It may seem impossible, trying to pry open a tiny eyelid with a contact lens balanced precariously on your forefinger. But scientists from the National Institutes of Health suggest the hassle may be worth it if your child has undergone cataract removal surgery.

When adults and children alike get cataracts removed, doctors routinely put an intraocular lens (IOL) in the place where the clouding once was. It serves as a mechanical replacement for the part of the eye responsible for bringing objects into focus. In adults the procedure is fairly standard, but in infants the eye is still growing, which means implanting a permanent device could eventually lead to complications. The contact lens, if kept in for a number of years, could be just as effective the team found, as jumping right into the IOL.

“Cataract surgery and the use of IOLs for infants have become more sophisticated and more widely practiced over time,” said Donald Everett, the NEI’s director of collaborative clinical research, in a statement. “In this study, the goal was to determine if the beneficial effects of IOLs outweigh their known complications.”

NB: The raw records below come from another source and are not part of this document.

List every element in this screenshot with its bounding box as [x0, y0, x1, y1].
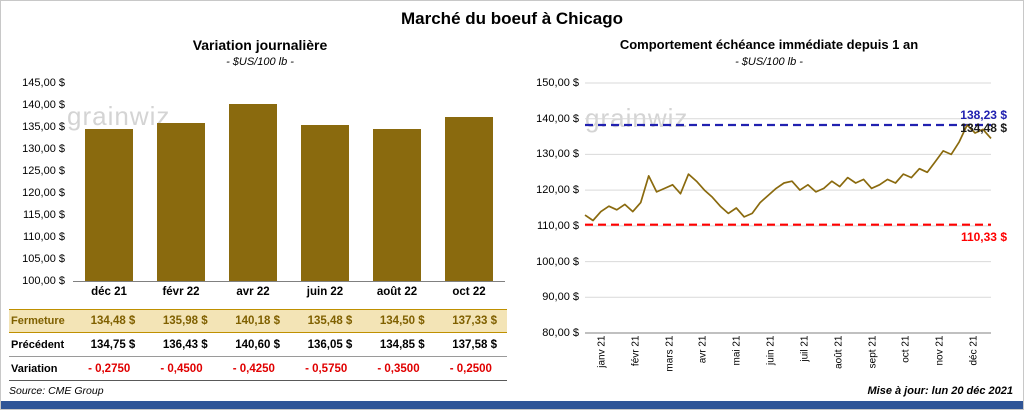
y-axis-label: 115,00 $: [22, 209, 65, 221]
x-axis-month-label: mai 21: [731, 335, 743, 366]
y-axis-label: 110,00 $: [536, 219, 579, 232]
y-axis-label: 100,00 $: [22, 275, 65, 287]
right-chart-title: Comportement échéance immédiate depuis 1…: [619, 37, 919, 52]
table-cell: 137,58 $: [452, 338, 497, 351]
x-axis-label: avr 22: [236, 286, 270, 298]
table-cell: 135,98 $: [162, 315, 208, 327]
x-axis-month-label: déc 21: [968, 335, 980, 366]
x-axis-month-label: juin 21: [765, 335, 777, 365]
bottom-accent-bar: [1, 401, 1023, 409]
y-axis-label: 100,00 $: [536, 255, 579, 268]
y-axis-label: 120,00 $: [536, 184, 579, 197]
x-axis-month-label: oct 21: [900, 335, 912, 363]
bar: [445, 116, 493, 281]
bar: [301, 124, 349, 281]
row-label: Variation: [11, 362, 58, 375]
table-row-fermeture: Fermeture 134,48 $ 135,98 $ 140,18 $ 135,48 …: [9, 309, 507, 333]
x-axis-month-label: janv 21: [596, 335, 608, 368]
updated-note: Mise à jour: lun 20 déc 2021: [867, 385, 1013, 397]
y-axis-label: 120,00 $: [22, 187, 65, 199]
y-axis-label: 80,00 $: [542, 327, 579, 339]
left-chart-title: Variation journalière: [192, 37, 328, 53]
table-cell: - 0,3500: [377, 362, 420, 375]
table-cell: 140,18 $: [235, 315, 280, 327]
watermark: grainwiz: [585, 103, 689, 133]
table-cell: 134,48 $: [90, 315, 136, 327]
x-axis-month-label: avr 21: [697, 335, 709, 364]
bar: [229, 104, 277, 281]
table-cell: 136,43 $: [162, 338, 208, 351]
x-axis-label: oct 22: [452, 286, 486, 298]
y-axis-label: 125,00 $: [22, 165, 65, 177]
table-cell: - 0,4500: [160, 362, 203, 375]
x-axis-label: juin 22: [306, 286, 344, 298]
left-plot-area: [73, 83, 505, 282]
left-chart-subtitle: - $US/100 lb -: [226, 56, 294, 68]
bar: [157, 122, 205, 281]
price-line-series: [584, 124, 992, 222]
y-axis-label: 130,00 $: [22, 143, 65, 155]
x-axis-month-label: nov 21: [934, 335, 946, 366]
watermark: grainwiz: [67, 101, 171, 131]
one-year-panel: Comportement échéance immédiate depuis 1…: [519, 35, 1019, 397]
page-title: Marché du boeuf à Chicago: [401, 9, 623, 28]
table-cell: 135,48 $: [307, 315, 353, 327]
x-axis-month-label: sept 21: [867, 335, 879, 369]
y-axis-label: 150,00 $: [536, 77, 579, 89]
table-cell: 134,85 $: [379, 338, 425, 351]
x-axis-month-label: juil 21: [799, 335, 811, 362]
y-axis-label: 145,00 $: [22, 77, 65, 89]
right-plot-area: [584, 82, 992, 334]
table-row-precedent: Précédent 134,75 $ 136,43 $ 140,60 $ 136,05 …: [9, 333, 507, 357]
x-axis-label: août 22: [376, 286, 418, 298]
y-axis-label: 140,00 $: [536, 112, 579, 125]
x-axis-month-label: févr 21: [630, 335, 642, 367]
x-axis-month-label: août 21: [833, 335, 845, 369]
table-cell: 137,33 $: [452, 315, 497, 327]
bar: [85, 129, 133, 281]
y-axis-label: 90,00 $: [542, 291, 579, 304]
table-cell: - 0,4250: [232, 362, 275, 375]
right-chart-subtitle: - $US/100 lb -: [735, 56, 803, 68]
left-x-axis: déc 21 févr 22 avr 22 juin 22 août 22 oct 22: [73, 286, 505, 298]
price-table: Fermeture 134,48 $ 135,98 $ 140,18 $ 135,48 …: [9, 309, 507, 381]
table-row-variation: Variation - 0,2750 - 0,4500 - 0,4250 - 0,575…: [9, 357, 507, 381]
table-cell: 140,60 $: [235, 338, 280, 351]
y-axis-label: 105,00 $: [22, 253, 65, 265]
row-label: Précédent: [11, 338, 65, 351]
x-axis-label: févr 22: [162, 286, 200, 298]
y-axis-label: 130,00 $: [536, 148, 579, 161]
source-note: Source: CME Group: [9, 385, 104, 397]
row-label: Fermeture: [11, 315, 65, 327]
x-axis-label: déc 21: [91, 286, 127, 298]
table-cell: 136,05 $: [307, 338, 353, 351]
table-cell: - 0,2750: [88, 362, 131, 375]
table-cell: - 0,2500: [449, 362, 492, 375]
table-cell: 134,75 $: [90, 338, 136, 351]
daily-variation-panel: Variation journalière - $US/100 lb - gra…: [9, 35, 511, 397]
x-axis-month-label: mars 21: [664, 335, 676, 372]
line-chart-svg: [584, 82, 992, 334]
table-cell: - 0,5750: [305, 362, 348, 375]
bar: [373, 129, 421, 281]
table-cell: 134,50 $: [379, 315, 425, 327]
y-axis-label: 135,00 $: [22, 121, 65, 133]
y-axis-label: 110,00 $: [22, 231, 65, 243]
y-axis-label: 140,00 $: [22, 99, 65, 111]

Researchers began their investigation in 2004. The trial involved 12 clinical centers and children with a cataract in one eye. Ultimately, 114 infants enrolled in the study. They received either a soft silicone or hard gas-permeable plastic lens, fit for a smaller eye, after they had had surgery at 1 to 6 months old. The team checked back in regularly to see how the subjects’ vision had faired since either gaining the IOL or using contacts.

While neither group showed greater proficiency than the other, the IOL group did face a far greater number of risks, the largest among them being lens reproliferation — an effect of the surgery in which the leftover cells in the lens migrate into the pupil, obscuring vision. In the IOL group, lens reproliferation was 10 times more common by age 5. This complication and others led to a need for reparative surgery in 72 percent of IOL subjects, compared to 21 percent of those given contacts.

Opting for the temporary fix isn’t all positive, according to Dr. Scott Lambert, study leader and professor of ophthalmology at Emory University. Even with the added effort of putting in and taking out a finicky child’s contacts (or putting them in incorrectly), parents with poor vision themselves may already be at a disadvantage when it comes to putting in another person’s contacts. And practically speaking, most health insurance plans cover IOL, but most do not cover contact lenses.  

“We think that for most infants with unilateral cataract, contact lenses are a better option than an IOL,” Lambert said. “However, in some cases, the parents and their physician may decide that contact lens wear proves to be too challenging, and ultimately not in the child’s best interests.”

For the some 1,200 to 1,600 infants diagnosed with congenital cataracts each year, in the end the appropriate treatment method may come down to personal preference. It may be that the costs of paying for cataracts out-of-pocket necessitate IOL, which insurance covers. Or both parents may have poor vision or unsteady hands. Or perhaps they want to exercise more control if they fear their baby will grow out of the IOL. Ultimately, either treatment is better than the alternative: unchecked vision loss in infancy that could lead to a lifetime of darkness.

 

Source: The Infant Aphakia Treatment Study Group. Comparison of Contact Lens and Intraocular Lens Correction of Monocular Aphakia During Infancy: A Randomized Clinical Trial of HOTV Optotype Acuity at Age 4.5 Years and Clinical Findings at Age 5 Years. JAMA Ophthalmology. 2014.